I doubt whether Doug Smith would disagree with very much of this. This is an intelligent and well-written book, and Smith is well-aware of the contradictions and ambiguities of the Communist Party and of Zuken. He explores many of them with considerable nuance. Indeed, the attraction of Zuken’s 1979 mayoralty campaign can be seen in this light. I do not think it is entirely true that supporters were “attracted to Zuken not because he was, or was not, a Communist, but because of the reputation for personal integrity he had established in the city” (p. 237). Much of Zuken’s appeal came from a desire to connect with his Communist/North End/ immigrant tradition which had eluded civic reformers and the left. No less, of course, was the appeal of Zuken’s own qualities and of a reform programme in keeping with municipal reform movements across the country. The combination netted Zuken an impressive 24,650 votes in 1979.

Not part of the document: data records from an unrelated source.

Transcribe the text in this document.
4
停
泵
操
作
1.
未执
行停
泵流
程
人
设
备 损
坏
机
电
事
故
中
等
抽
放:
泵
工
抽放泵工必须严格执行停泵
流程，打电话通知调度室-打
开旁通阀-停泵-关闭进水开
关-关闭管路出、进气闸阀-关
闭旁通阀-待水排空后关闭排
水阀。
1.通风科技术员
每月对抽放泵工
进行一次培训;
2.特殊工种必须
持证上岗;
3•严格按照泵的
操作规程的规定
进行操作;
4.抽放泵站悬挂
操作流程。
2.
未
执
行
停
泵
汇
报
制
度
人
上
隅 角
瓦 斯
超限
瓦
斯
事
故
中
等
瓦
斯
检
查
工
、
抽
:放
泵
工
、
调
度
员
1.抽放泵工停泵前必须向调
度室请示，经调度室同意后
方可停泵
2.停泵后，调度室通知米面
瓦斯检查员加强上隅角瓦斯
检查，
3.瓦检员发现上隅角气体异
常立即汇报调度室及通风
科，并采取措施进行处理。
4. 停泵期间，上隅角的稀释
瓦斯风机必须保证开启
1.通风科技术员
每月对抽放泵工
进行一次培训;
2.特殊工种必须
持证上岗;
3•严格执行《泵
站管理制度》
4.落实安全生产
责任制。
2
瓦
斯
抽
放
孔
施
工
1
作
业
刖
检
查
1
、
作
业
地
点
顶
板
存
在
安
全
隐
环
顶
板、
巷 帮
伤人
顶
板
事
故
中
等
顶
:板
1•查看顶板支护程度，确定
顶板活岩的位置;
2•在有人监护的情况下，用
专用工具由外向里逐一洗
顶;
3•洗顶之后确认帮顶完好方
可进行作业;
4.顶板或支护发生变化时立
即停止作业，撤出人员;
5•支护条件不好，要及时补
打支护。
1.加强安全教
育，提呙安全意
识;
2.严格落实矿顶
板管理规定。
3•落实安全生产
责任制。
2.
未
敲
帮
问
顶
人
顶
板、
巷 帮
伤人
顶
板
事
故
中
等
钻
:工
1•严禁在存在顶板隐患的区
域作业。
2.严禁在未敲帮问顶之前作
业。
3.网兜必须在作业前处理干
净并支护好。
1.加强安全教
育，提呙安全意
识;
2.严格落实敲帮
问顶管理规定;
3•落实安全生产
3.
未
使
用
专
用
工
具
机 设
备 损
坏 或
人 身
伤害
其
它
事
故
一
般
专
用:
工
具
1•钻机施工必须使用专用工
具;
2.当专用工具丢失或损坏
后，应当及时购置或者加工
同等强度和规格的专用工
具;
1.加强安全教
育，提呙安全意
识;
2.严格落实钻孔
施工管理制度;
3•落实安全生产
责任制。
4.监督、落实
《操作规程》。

This is a fascinating and frustrating book. As with the best of biographies, Smith has done his research and places his protagonist securely in his social and political surroundings. Secondary sources have been well tapped. Yet, I constantly wanted to know more about the North End; about the Peretz school; about the relationship between the CP, the United Jewish People’s Order and the rest of the Jewish community; about day-to-day relations between ordinary CPers and CCFers; and on and on. Perhaps this is a mark of success. Smith’s glimpse into Zuken’s world will, no doubt, inspire more interest in exploring Winnipeg’s working-class and immigrant communities since the General Strike.